British banker (1940–2020)

Francis Anthony Armstrong Carnwath CBE (26 May 1940 - 26 June 2020) was a British banker and chairman of many arts and heritage organisations.

== Biography ==
Francis Carnwath began his career with Barings Bank, rising to become a director. Then he served as deputy director of the Tate Gallery 1990-1994 where he played a leading role in the identification of the Bankside Power Station as the home of the new Tate Modern gallery. In 1995 he became acting director of the National Lottery Heritage Fund. He then served as Director of the newly created Greenwich Foundation for the Royal Naval College from 1997 to 2002, with the task of securing financial stability and readying the Palace buildings, vacated by the Royal Navy, for occupation by Greenwich University and Trinity College of Music.

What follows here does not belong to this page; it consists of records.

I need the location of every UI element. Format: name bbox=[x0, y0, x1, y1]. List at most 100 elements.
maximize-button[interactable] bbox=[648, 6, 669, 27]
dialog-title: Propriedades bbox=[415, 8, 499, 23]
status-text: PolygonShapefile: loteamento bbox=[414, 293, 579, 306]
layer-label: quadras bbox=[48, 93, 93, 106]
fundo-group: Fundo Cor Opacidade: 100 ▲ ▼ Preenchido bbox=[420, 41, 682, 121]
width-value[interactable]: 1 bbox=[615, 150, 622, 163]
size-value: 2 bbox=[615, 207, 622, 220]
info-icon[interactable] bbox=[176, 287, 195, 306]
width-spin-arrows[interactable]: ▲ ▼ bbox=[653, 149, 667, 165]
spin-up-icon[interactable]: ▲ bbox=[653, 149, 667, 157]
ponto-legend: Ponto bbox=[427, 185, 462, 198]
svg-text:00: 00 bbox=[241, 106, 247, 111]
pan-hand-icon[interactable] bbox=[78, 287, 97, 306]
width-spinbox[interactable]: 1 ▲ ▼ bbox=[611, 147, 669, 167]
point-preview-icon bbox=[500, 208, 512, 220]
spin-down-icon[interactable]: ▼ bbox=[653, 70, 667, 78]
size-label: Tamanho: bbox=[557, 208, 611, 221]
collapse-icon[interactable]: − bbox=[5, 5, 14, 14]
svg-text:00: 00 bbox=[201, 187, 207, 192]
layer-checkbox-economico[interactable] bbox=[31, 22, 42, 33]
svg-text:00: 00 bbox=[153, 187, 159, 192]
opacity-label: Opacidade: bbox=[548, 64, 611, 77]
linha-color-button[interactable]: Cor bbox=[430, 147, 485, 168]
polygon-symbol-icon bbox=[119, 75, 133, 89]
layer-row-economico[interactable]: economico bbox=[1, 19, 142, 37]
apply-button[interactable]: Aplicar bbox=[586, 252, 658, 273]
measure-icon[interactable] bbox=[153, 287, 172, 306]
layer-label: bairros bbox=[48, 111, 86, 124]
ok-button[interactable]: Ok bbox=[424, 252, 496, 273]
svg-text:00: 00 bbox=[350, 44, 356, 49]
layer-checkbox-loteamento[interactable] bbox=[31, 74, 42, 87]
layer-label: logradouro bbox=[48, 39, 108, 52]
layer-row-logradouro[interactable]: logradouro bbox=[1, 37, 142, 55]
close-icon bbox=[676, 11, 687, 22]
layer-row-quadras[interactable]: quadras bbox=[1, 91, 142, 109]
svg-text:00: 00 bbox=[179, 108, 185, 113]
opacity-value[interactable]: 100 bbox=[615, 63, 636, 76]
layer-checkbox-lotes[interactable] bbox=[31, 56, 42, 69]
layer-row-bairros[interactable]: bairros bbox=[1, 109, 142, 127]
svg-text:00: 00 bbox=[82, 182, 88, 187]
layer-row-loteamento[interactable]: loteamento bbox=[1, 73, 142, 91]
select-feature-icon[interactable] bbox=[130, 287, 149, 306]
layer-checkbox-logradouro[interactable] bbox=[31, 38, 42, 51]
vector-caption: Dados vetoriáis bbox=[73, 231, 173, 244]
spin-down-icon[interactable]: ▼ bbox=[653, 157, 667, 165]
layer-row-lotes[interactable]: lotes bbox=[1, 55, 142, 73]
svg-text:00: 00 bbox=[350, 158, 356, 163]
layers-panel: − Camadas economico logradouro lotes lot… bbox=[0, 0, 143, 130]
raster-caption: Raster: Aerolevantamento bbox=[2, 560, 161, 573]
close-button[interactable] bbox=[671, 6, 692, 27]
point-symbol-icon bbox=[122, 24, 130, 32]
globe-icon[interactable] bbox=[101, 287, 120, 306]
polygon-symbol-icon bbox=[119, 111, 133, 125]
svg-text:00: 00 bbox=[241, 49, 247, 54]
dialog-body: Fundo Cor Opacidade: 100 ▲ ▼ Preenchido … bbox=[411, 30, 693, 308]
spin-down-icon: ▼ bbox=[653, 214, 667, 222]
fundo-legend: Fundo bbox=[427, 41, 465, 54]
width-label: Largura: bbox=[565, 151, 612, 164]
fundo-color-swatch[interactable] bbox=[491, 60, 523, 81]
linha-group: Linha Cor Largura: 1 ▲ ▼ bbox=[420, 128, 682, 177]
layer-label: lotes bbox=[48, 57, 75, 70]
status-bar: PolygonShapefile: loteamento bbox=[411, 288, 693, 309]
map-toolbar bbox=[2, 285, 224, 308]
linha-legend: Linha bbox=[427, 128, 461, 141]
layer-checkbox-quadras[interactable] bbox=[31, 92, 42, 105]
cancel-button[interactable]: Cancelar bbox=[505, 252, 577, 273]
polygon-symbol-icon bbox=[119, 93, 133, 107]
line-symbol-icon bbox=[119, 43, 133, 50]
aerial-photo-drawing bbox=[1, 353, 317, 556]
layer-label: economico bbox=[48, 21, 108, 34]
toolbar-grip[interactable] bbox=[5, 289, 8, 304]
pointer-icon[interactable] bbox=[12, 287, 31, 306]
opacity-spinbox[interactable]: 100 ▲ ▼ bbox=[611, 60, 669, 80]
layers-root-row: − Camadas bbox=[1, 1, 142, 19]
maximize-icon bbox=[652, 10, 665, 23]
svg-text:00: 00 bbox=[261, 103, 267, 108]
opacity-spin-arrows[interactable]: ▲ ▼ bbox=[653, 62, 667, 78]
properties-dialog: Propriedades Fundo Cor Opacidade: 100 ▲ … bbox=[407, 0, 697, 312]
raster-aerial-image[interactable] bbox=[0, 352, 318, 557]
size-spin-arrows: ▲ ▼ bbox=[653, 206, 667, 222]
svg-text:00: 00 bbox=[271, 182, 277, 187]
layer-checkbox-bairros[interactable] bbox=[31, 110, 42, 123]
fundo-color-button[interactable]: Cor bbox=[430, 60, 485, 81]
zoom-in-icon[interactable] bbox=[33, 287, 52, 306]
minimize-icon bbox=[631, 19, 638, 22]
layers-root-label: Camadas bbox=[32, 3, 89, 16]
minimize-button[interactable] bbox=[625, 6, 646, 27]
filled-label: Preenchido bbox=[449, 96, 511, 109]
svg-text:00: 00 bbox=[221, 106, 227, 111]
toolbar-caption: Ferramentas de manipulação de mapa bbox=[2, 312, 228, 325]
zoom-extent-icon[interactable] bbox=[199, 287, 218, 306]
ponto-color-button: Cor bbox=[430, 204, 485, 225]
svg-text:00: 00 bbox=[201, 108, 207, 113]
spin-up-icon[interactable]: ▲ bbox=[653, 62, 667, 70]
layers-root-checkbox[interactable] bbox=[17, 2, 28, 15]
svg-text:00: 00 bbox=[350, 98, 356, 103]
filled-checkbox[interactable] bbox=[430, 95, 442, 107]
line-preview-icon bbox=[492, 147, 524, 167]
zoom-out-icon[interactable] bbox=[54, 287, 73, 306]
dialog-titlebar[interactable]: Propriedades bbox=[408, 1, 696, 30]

Alongside this, Carnwath was chairman of several charitable organisations. He was Trustee and later Deputy Chairman of Shelter 1968–1976; Treasurer of Voluntary Service Overseas 1979–1984; Chairman of the Spitalfields Historic Buildings Trust 1984–2000; Chairman of the English Heritage Blue Plaque Panel 1995–2002; Deputy Chairman of the Whitechapel Gallery 1994–2000; Master of the Worshipful Company of Musicians 1995–1996; Chairman of the Musgrave Kinley Outsider Trust 1999–2011; Treasurer of the Charles Darwin Trust 1999–2005; Trustee of the Royal Armouries Museum 2000–2007; Trustee then Chairman of the Spitalfields Festival 2003–2010; Chairman of the National Trust Architectural Panel 2004–2012; Chairman of the Yorkshire Sculpture Park 2004–2012; Chairman of Thames 21 2004–2015.

He was Trustee and later Chairman of the Phillimore Estates, London, from 1983 to 2015.

He was appointed a CBE in 1997.

== Personal life ==
He was the eldest of six children of the banker Sir Andrew Carnwath, KCVO, DL and his first wife Kathleen Marianne (née Armstrong). A younger brother is Robert Carnwath, Lord Carnwath of Notting Hill, a former Justice of the Supreme Court of the United Kingdom.

Carnwath married Penelope Rose (they later separated); they had two daughters and one son.

In 2010, Carnwath and his partner Caroline Wiseman founded the Aldeburgh Beach Lookout, a visual arts venue in Aldeburgh, Suffolk.